Now the whining begins that the 2011 national agreement was a choice between arbitration and the worst negotiated agreement in the history of bargaining. The revised story is that they held a gun to our heads and the wise choice was to maximize contractual gains rather than facing an arbitrator more sinister than Jack Clarke in the rural case. This was not the spin during ratification, but as the horror stories multiply the fall back position is that they held us hostage.
Over the course of 41 years of bargaining, APWU has completed 16 contract negotiations sessions, including two extensions and a special negotiations over the division of health care payment. The results have been 10 voluntary agreements and six arbitration decisions. On each occasion the union negotiators had the choice of voluntary agreement or arbitration. In those negotiations where it became apparent that the union negotiators could not achieve their objectives, the decision was arbitration and we lived with the results. When voluntary agreements were reached, we did not justify them with the threat of arbitration. Each was evaluated on the merits and we did not give excuses. We did not whine that “the Postal Service is broke,” mail volume is depressed” or “the times are bad.” We used negotiations to achieve the objectives of the employees and we were determined to use every tool available.

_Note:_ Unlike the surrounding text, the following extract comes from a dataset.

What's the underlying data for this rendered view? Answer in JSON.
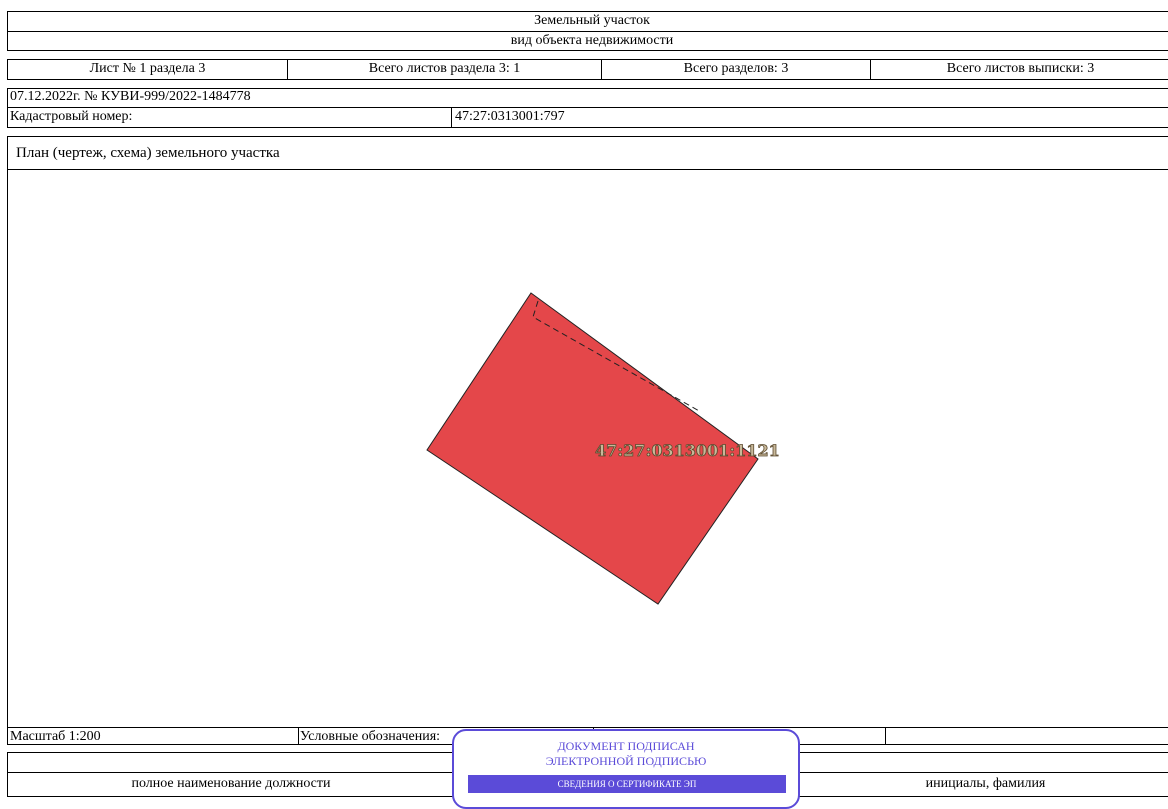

Invariably, we came up short and did not achieve all of our objectives, but we did not whine that we had no choice.
Any comparison to the Rural Carriers’ award or the pending NALC and Mail Handlers’ arbitrations are misplaced. In each of those negotiations they failed to reach agreement on a basket of contractual provisions so as a last resort their contracts will be decided in arbitration. This was a conscious decision.
Negotiators have choices and they were exercised in the recent APWU negotiations. Deliberate decisions were made to exchange the wages of future generations to achieve what was considered to be breathtaking changes. Over a period of six months, the union and management exchanged packages of proposals that finally led to an agreement that will dramatically change postal employment and the lives of millions of postal employees. The union got the agreement that it bargained for. Any efforts to mitigate the judgment applied by blaming it on the threat of arbitration are to rewrite history; it will not fly. A decision was made and future generations of postal employees will pay the price. Whining is not an excuse for judgment.